1-800-Flowers was a launch partner when Facebook first announced their Bots for Messenger platform. While their Facebook chatbot was built by Assist, the company also features a handy virtual assistant named Gwyn who lives on the website and helps you shop for gifts across all of company’s retail brands, including Fruit Bouquets and Popcorn Factory.
Most companies struggle to provide consistent, excellent customer service. The struggle is even more real when you’re the largest US department store chain, operating over 700 locations where customers shop for hundreds of thousands of different products.
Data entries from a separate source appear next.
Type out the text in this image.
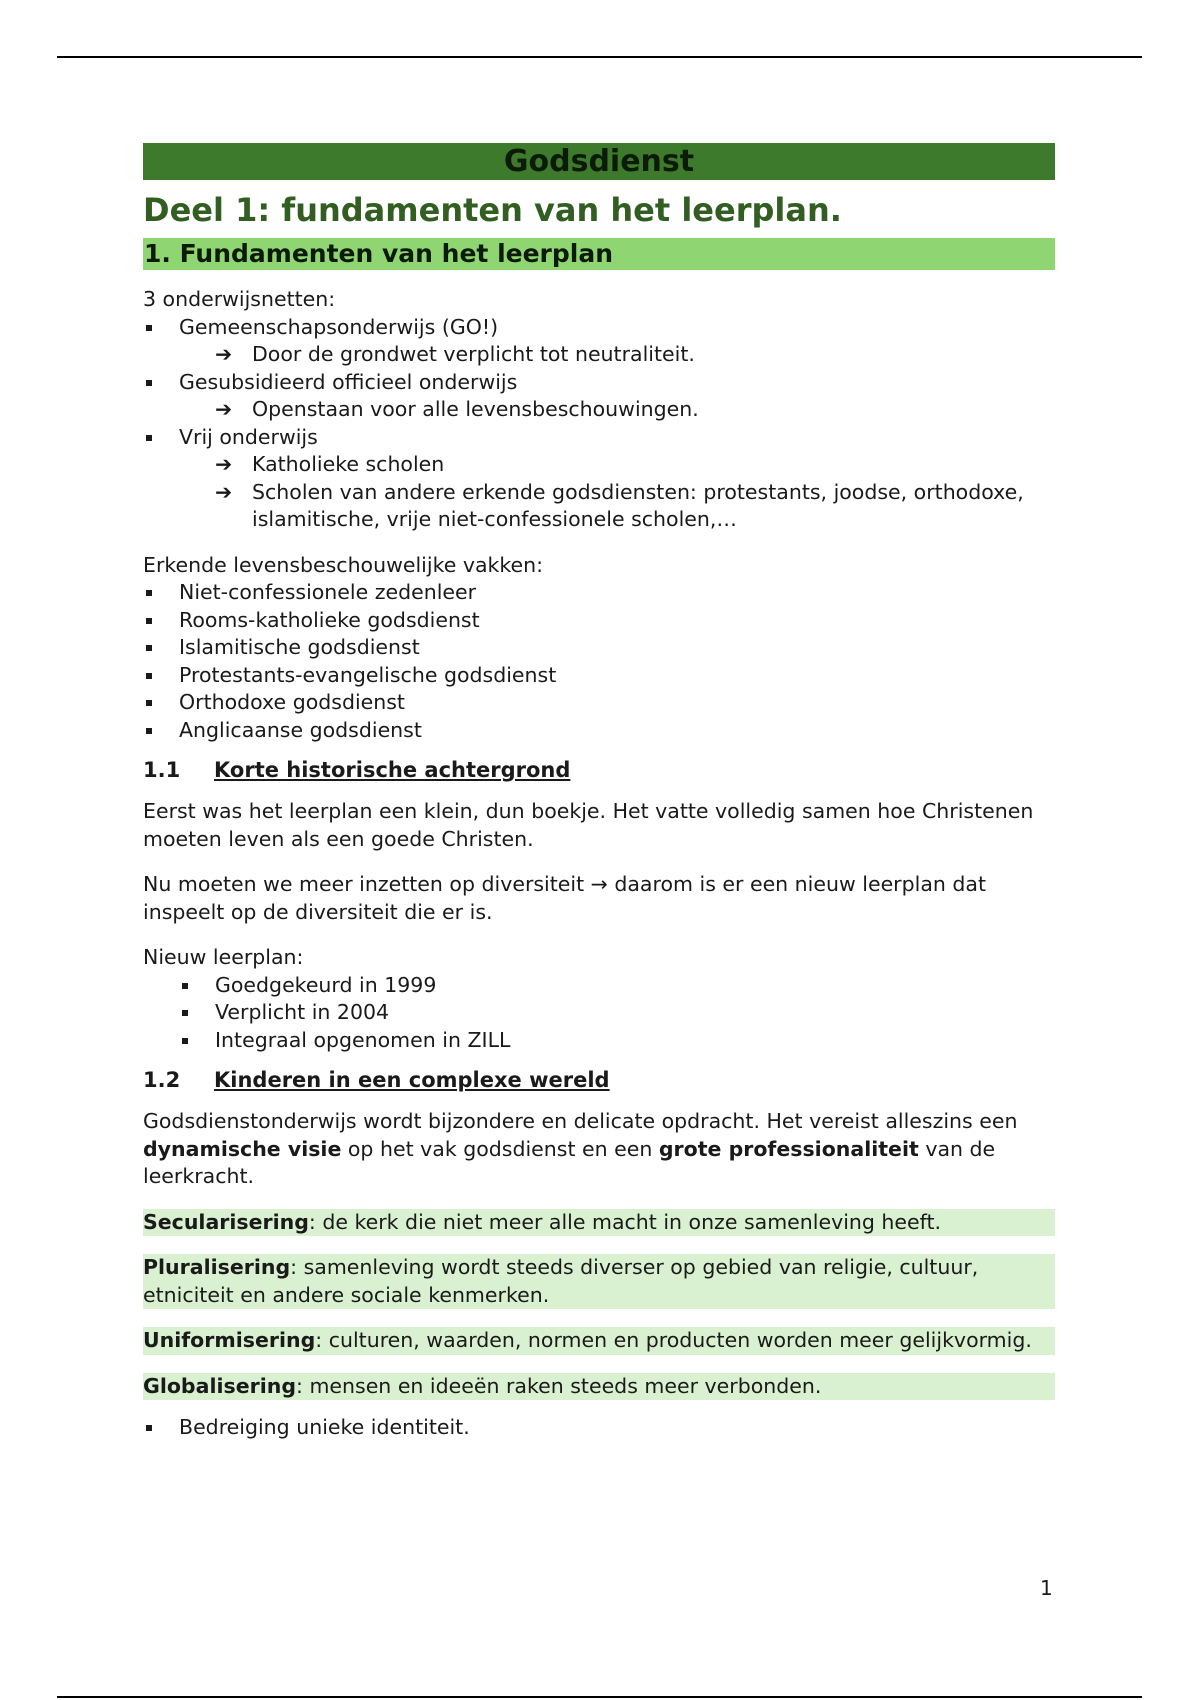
Godsdienst
Deel 1: fundamenten van het leerplan.
1. Fundamenten van het leerplan
3 onderwijsnetten:
Gemeenschapsonderwijs (GO!)
➔ Door de grondwet verplicht tot neutraliteit.
Gesubsidieerd officieel onderwijs
➔ Openstaan voor alle levensbeschouwingen.
Vrij onderwijs
➔ Katholieke scholen
➔ Scholen van andere erkende godsdiensten: protestants, joodse, orthodoxe, islamitische, vrije niet-confessionele scholen,…
Erkende levensbeschouwelijke vakken:
Niet-confessionele zedenleer
Rooms-katholieke godsdienst
Islamitische godsdienst
Protestants-evangelische godsdienst
Orthodoxe godsdienst
Anglicaanse godsdienst
1.1	Korte historische achtergrond
Eerst was het leerplan een klein, dun boekje. Het vatte volledig samen hoe Christenen moeten leven als een goede Christen.
Nu moeten we meer inzetten op diversiteit → daarom is er een nieuw leerplan dat inspeelt op de diversiteit die er is.
Nieuw leerplan:
Goedgekeurd in 1999
Verplicht in 2004
Integraal opgenomen in ZILL
1.2	Kinderen in een complexe wereld
Godsdienstonderwijs wordt bijzondere en delicate opdracht. Het vereist alleszins een dynamische visie op het vak godsdienst en een grote professionaliteit van de leerkracht.
Secularisering: de kerk die niet meer alle macht in onze samenleving heeft.
Pluralisering: samenleving wordt steeds diverser op gebied van religie, cultuur, etniciteit en andere sociale kenmerken.
Uniformisering: culturen, waarden, normen en producten worden meer gelijkvormig.
Globalisering: mensen en ideeën raken steeds meer verbonden.
Bedreiging unieke identiteit.
1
To help address the relentless flow of consumer inquiries, Macy’s leverages Watson to power OnCall, a support bot currently live at several store locations.
3. H&R Block
“I love doing taxes,” said no one ever, not even tax preparers. To streamline the process, H&R Block integrated Watson to improve client communications, identify deduction opportunities, and optimize your filing strategy. Unlike a human, Watson can analyze all 74,000 pages of tax code, keep up with changes in the law, and calculate the best approach for saving money.
Constantly re-ordering office supplies for your team is not fun, which is why Staples invented their recognizable red Easy button. Install this button in your office and simply say “Order me more blue pens” and Watson will process your spoken input and get your order under way.
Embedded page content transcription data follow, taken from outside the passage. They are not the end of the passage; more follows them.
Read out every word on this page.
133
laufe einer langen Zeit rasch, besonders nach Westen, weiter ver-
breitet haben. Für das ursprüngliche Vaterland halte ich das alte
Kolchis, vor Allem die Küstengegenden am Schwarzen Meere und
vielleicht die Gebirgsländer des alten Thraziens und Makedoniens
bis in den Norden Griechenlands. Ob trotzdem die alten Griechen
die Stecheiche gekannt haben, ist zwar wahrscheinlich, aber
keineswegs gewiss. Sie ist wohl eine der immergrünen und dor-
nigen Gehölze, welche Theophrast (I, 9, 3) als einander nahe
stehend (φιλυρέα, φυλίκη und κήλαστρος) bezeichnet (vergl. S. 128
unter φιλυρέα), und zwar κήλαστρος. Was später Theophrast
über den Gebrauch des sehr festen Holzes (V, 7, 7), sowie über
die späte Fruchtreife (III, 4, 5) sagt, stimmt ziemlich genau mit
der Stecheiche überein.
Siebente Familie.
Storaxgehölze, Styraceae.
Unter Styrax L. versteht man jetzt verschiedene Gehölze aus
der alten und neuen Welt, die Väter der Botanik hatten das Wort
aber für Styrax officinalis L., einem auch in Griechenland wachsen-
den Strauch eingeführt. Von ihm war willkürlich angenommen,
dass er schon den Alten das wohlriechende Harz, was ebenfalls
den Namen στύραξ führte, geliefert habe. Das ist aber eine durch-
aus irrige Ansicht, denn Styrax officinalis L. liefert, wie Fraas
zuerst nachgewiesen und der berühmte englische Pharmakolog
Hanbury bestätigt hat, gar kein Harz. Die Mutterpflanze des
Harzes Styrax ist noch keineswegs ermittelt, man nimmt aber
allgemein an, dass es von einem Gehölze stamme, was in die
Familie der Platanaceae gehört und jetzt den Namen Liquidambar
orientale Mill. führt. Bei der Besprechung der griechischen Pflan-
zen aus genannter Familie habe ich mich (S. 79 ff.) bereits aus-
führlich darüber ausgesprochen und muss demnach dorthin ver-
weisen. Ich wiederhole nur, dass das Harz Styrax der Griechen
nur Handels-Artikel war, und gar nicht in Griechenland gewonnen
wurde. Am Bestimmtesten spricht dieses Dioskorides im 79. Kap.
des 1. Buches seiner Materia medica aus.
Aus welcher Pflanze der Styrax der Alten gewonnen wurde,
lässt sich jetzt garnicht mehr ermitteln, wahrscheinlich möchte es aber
Customer support tickets cost companies a few dollars apiece to tackle, which adds up when you have hundreds of thousands of customers or more. Even simple support requests, such as switching account information, can be costly when fielded by human experts. By building a customer support bot named Ava with Watson technologies, Autodesk was able to reduce support costs by 90% and resolve issues in minutes and not hours.
Chevrolet’s “Find New Roads” campaign is all about promoting positivity and creative thinking when confronted with challenges. In fact, the brand decided to reward positive consumers by teaming up with Watson to analyze Facebook or Twitter posts and reward the most positive people with free gas.
When it comes to shopping, one size does NOT fit all, but trying to find the perfect fit for your specific needs can be daunting when you’re culling through hundreds of options. Partnering with Watson, the North Face is driving forward “cognitive retail” which matches you automatically to the appropriate options based on a quick survey about your intended usage. No longer do you have to decide whether you need a jacket with synthetic, down, or cotton insulation. Just outsource the decisions to Watson.
Personal finance and investments can be confusing. Alvi, a bot powered by Watson, matches you to the right investment education by learning about your personality. You can speak to Alvi directly and answer a few personal questions, ask Alvi to deduce your personality by analyzing your social media accounts, or simply pick from four main investor profiles: Cautious Optimist, Trend Spotter, Advice Seeker, and Researcher.
9. Rare Carat
The average cost of an engagement ring is well over $4,000, so you do not want to buy the wrong one. While simple options like color and shape might be easy to decide on, you might be confused by how to evaluate qualities like “fluorescence” or certification method. Luckily, Rocky, a handy bot that lives on the Rare Carat website, leverages Watson to guide you in your important purchasing decision.
As the fourth most-used mobile app in the United States, the Weather Company was an attractive acquisition target for IBM, which bought them in October 2015. Having a popular consumer app has enabled IBM to launch Watson Ads, an interactive ad unit that allows consumers to chat with branded content via voice or text. Brands like Toyota, Campbell Soup Company, and Unilever have already jumped on board.